Festival d'Avignon

Solidarität nach Nizza-Anschlag

Dem Anschlag von Nizza zum Trotz - das Festival geht weiter: Straßenkünstler vor dem Rathaus in Avignon.
Straßenkünstler vor dem Rathaus in Avignon am Tag nach dem Schlag © Deutschlandradio / Eberhard Spreng
Von Eberhard Spreng · 17.07.2016
Nicht etwa mit Schweigen, sondern mit einer Minute Applaus hat man auf dem Festival d'Avignon auf die Anschläge in Nizza reagiert. Die Festivalleitung setzt auf trotzigen Aktivismus statt auf passive Trauer.
Nicht mit Schweigeminuten, sondern mit der Aufforderung, vor den Aufführungen "den Kräften des Lebens" trotzig eine Minute Applaus zu spenden, reagierte die Festivalleitung in Avignon auf den Anschlag von Nizza. Aber es ist merkwürdig, mit den Händen zu klatschen, während man an über 80 Opfer denkt und vielleicht deshalb wird diese Gedenkempfehlung nicht konsequent befolgt. Nicht zumindest bei der Premiere des "Floß der Medusa" von Georg Kaiser, das Thomas Jolly mit Straßburger Schauspielschülern eingerichtet hat.
Der seit seinem 18-stündigen Shakespeare-Marathon vor zwei Jahren als französisches Theaterwunderkind gehandelte Jolly hat die pessimistische Gesellschaftsmetapher von 13 auf hoher See in einem Rettungsboot treibenden Kindern als finsteren Alptraum inszeniert. Ein langsam kreisendes Rettungsboot vor graublauem Wolkenprospekt – Dunkelmalerei mit Anklängen an Géricaults romantisches Gemälde.

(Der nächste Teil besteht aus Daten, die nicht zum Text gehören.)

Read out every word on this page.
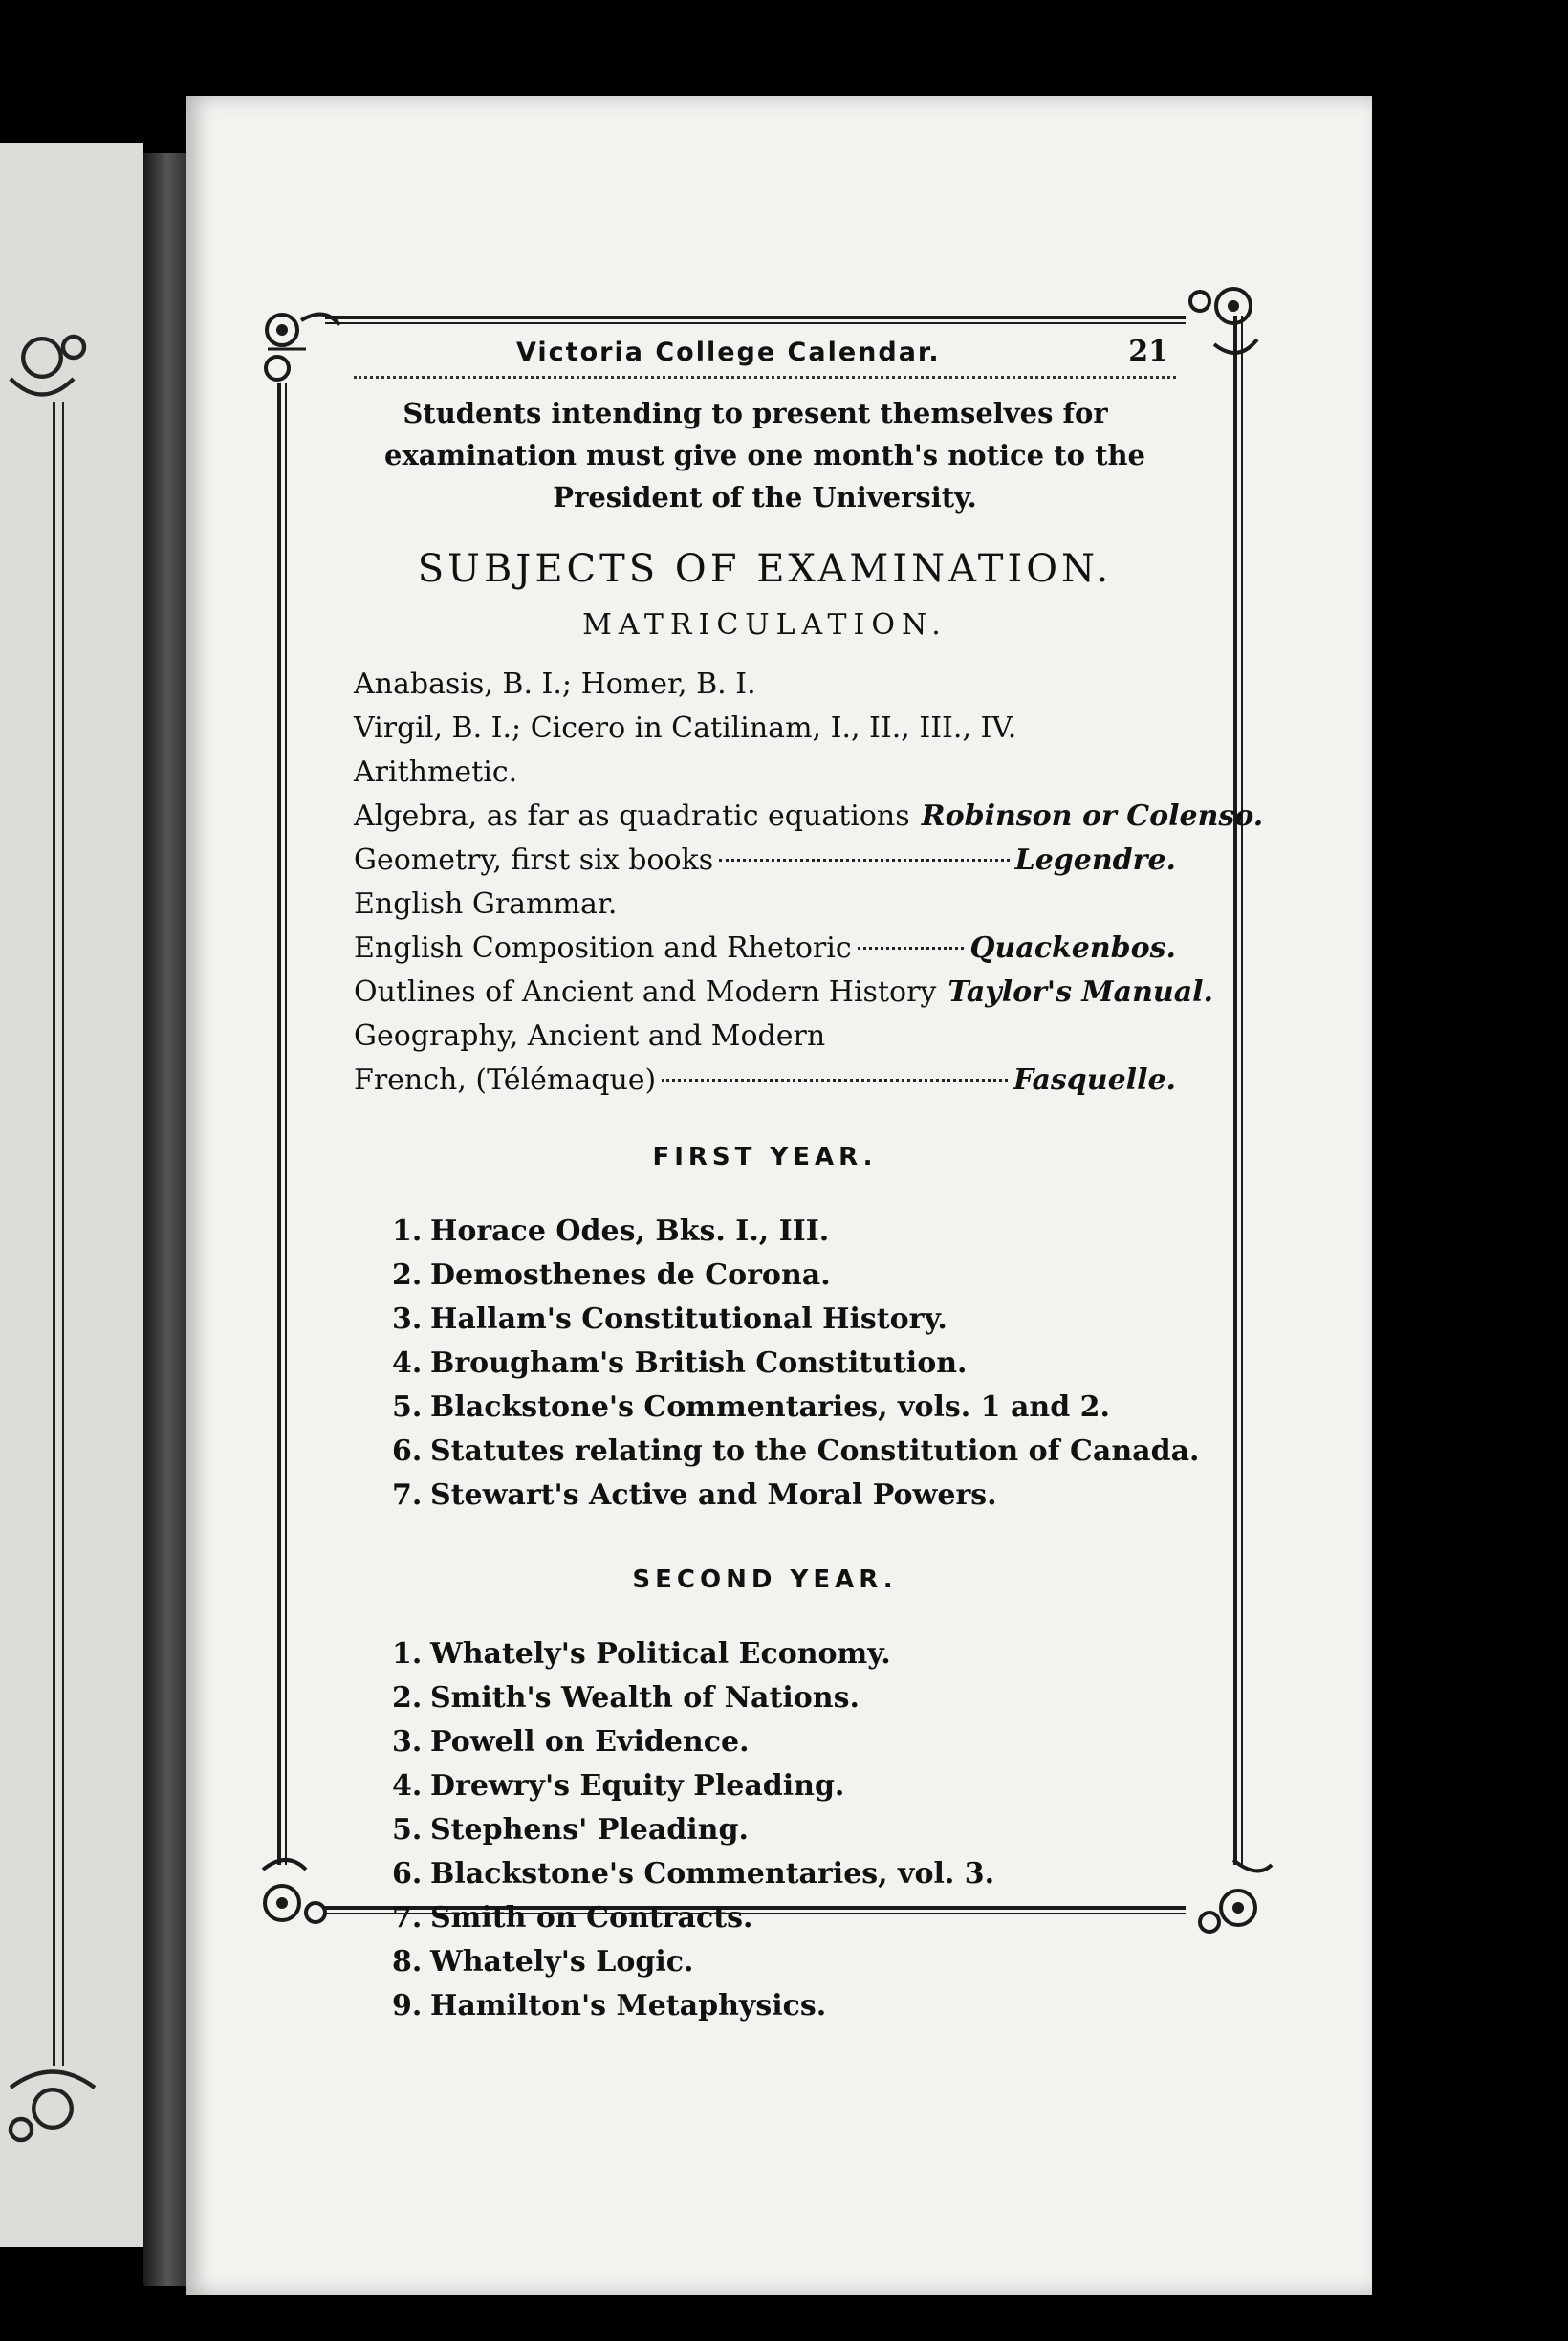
Victoria College Calendar.	21

Students intending to present themselves for examination must give one month's notice to the President of the University.

SUBJECTS OF EXAMINATION.
MATRICULATION.
Anabasis, B. I.; Homer, B. I.
Virgil, B. I.; Cicero in Catilinam, I., II., III., IV.
Arithmetic.
Algebra, as far as quadratic equations Robinson or Colenso.
Geometry, first six books	Legendre.
English Grammar.
English Composition and Rhetoric	Quackenbos.
Outlines of Ancient and Modern History Taylor's Manual.
Geography, Ancient and Modern
French, (Télémaque)	Fasquelle.
FIRST YEAR.
1. Horace Odes, Bks. I., III.
2. Demosthenes de Corona.
3. Hallam's Constitutional History.
4. Brougham's British Constitution.
5. Blackstone's Commentaries, vols. 1 and 2.
6. Statutes relating to the Constitution of Canada.
7. Stewart's Active and Moral Powers.
SECOND YEAR.
1. Whately's Political Economy.
2. Smith's Wealth of Nations.
3. Powell on Evidence.
4. Drewry's Equity Pleading.
5. Stephens' Pleading.
6. Blackstone's Commentaries, vol. 3.
7. Smith on Contracts.
8. Whately's Logic.
9. Hamilton's Metaphysics.
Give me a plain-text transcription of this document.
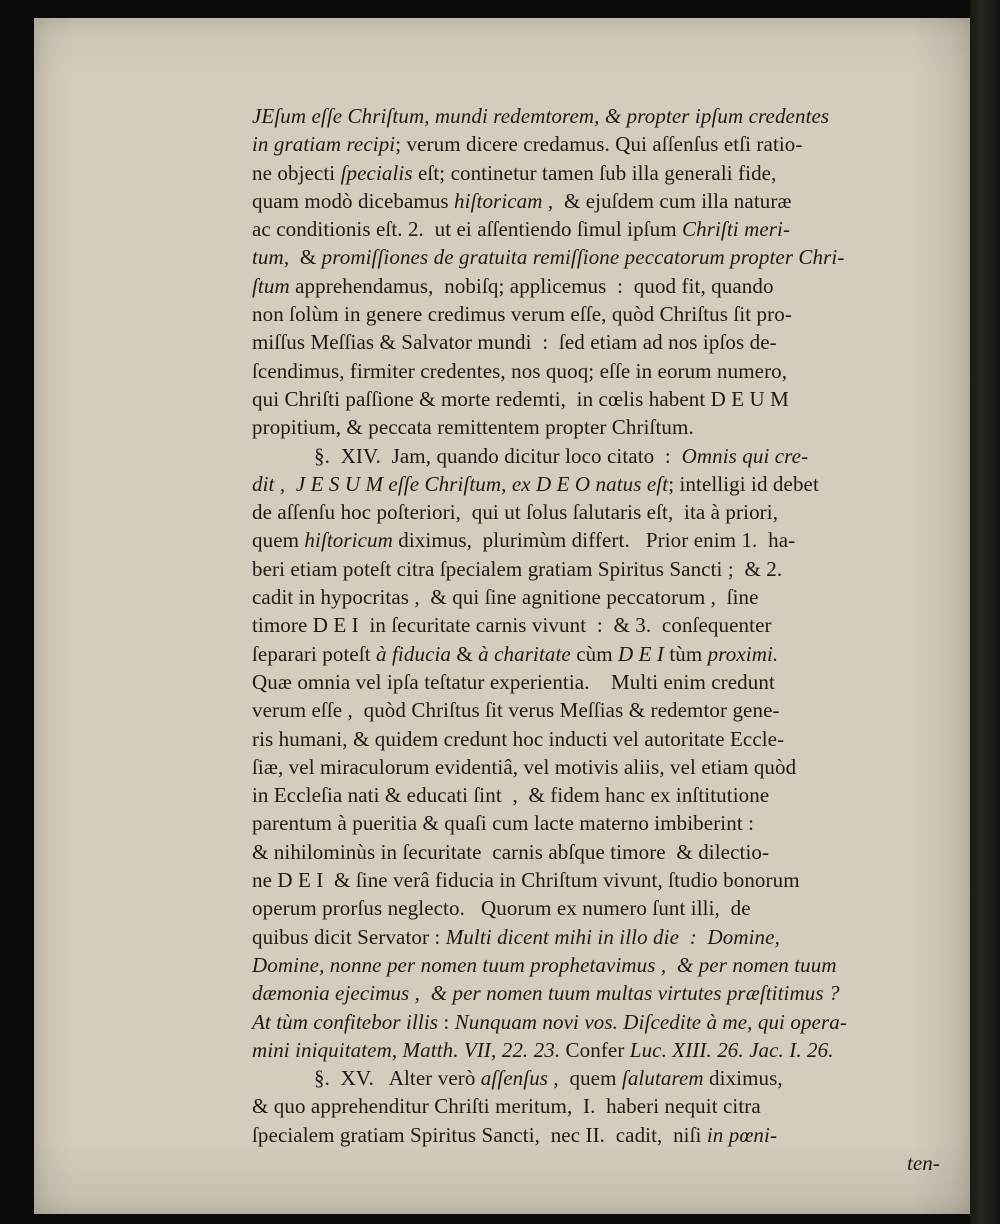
JEſum eſſe Chriſtum, mundi redemtorem, & propter ipſum credentes
in gratiam recipi; verum dicere credamus. Qui aſſenſus etſi ratio-
ne objecti ſpecialis eſt; continetur tamen ſub illa generali fide,
quam modò dicebamus hiſtoricam ,  & ejuſdem cum illa naturæ
ac conditionis eſt. 2.  ut ei aſſentiendo ſimul ipſum Chriſti meri-
tum,  & promiſſiones de gratuita remiſſione peccatorum propter Chri-
ſtum apprehendamus,  nobiſq; applicemus  :  quod fit, quando
non ſolùm in genere credimus verum eſſe, quòd Chriſtus ſit pro-
miſſus Meſſias & Salvator mundi  :  ſed etiam ad nos ipſos de-
ſcendimus, firmiter credentes, nos quoq; eſſe in eorum numero,
qui Chriſti paſſione & morte redemti,  in cœlis habent D E U M
propitium, & peccata remittentem propter Chriſtum.
§.  XIV.  Jam, quando dicitur loco citato  :  Omnis qui cre-
dit ,  J E S U M eſſe Chriſtum, ex D E O natus eſt; intelligi id debet
de aſſenſu hoc poſteriori,  qui ut ſolus ſalutaris eſt,  ita à priori,
quem hiſtoricum diximus,  plurimùm differt.   Prior enim 1.  ha-
beri etiam poteſt citra ſpecialem gratiam Spiritus Sancti ;  & 2.
cadit in hypocritas ,  & qui ſine agnitione peccatorum ,  ſine
timore D E I  in ſecuritate carnis vivunt  :  & 3.  conſequenter
ſeparari poteſt à fiducia & à charitate cùm D E I tùm proximi.
Quæ omnia vel ipſa teſtatur experientia.    Multi enim credunt
verum eſſe ,  quòd Chriſtus ſit verus Meſſias & redemtor gene-
ris humani, & quidem credunt hoc inducti vel autoritate Eccle-
ſiæ, vel miraculorum evidentiâ, vel motivis aliis, vel etiam quòd
in Eccleſia nati & educati ſint  ,  & fidem hanc ex inſtitutione
parentum à pueritia & quaſi cum lacte materno imbiberint :
& nihilominùs in ſecuritate  carnis abſque timore  & dilectio-
ne D E I  & ſine verâ fiducia in Chriſtum vivunt, ſtudio bonorum
operum prorſus neglecto.   Quorum ex numero ſunt illi,  de
quibus dicit Servator : Multi dicent mihi in illo die  :  Domine,
Domine, nonne per nomen tuum prophetavimus ,  & per nomen tuum
dæmonia ejecimus ,  & per nomen tuum multas virtutes præſtitimus ?
At tùm confitebor illis : Nunquam novi vos. Diſcedite à me, qui opera-
mini iniquitatem, Matth. VII, 22. 23. Confer Luc. XIII. 26. Jac. I. 26.
§.  XV.   Alter verò aſſenſus ,  quem ſalutarem diximus,
& quo apprehenditur Chriſti meritum,  I.  haberi nequit citra
ſpecialem gratiam Spiritus Sancti,  nec II.  cadit,  niſi in pœni-
ten-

Theater spiegelt Narrativ der Massenmedien

Jollys Arbeit reiht sich ein in eine ganze Reihe gelungener Inszenierungen in diesem starken Festivaljahr. Es will gegen das verkommene Geschehen in der professionellen Politik eine selbstbestimmte, hoffnungsvolle Politik von unten etablieren. Aber manche seiner Aufführungen wurden schnell von der Tragödie des 14. Juli eingeholt: Der psychisch labile Einzeltäter und die traumatisierte Gesellschaft, das war vom Schlussbild in van Hovens "Verdammten" bis zu Lars Norens "20. November" eine gerne bemühte Chiffre. Schade, dass das Theater hier nichts weiter tut, als ein Narrativ der Massenmedien auf die Bühne zu spiegeln.
Weniger spektakulär, dafür aber intelligenter sind Ansätze, die die Krise der Politik nicht im Einzelereignis, sondern in der schleichenden Zersetzung der Gesellschaft erkennen, wie beispielhaft in Anne-Cécile Vandalems "Tristesses": Das kriselnde Europa im Gewand einer dänischen Insel, der die politischen Machenschaften einer rechten populistischen Partei die ökonomische Grundlage entzogen und deren verbliebene Bevölkerung in namenlose Traurigkeit gestürzt haben. Oder José Saramagos Parabel von einer Wahl voller ungültiger Stimmzettel, abgegeben von überdrüssigen Wählern, die Politkomödie "Ceux qui errent ne se trompent pas". Die Demokratie ist kaputt gegangen, der Reparaturbetrieb in Avignon läuft auf Hochtouren, aber nicht immer wird an den richtigen Schrauben gedreht.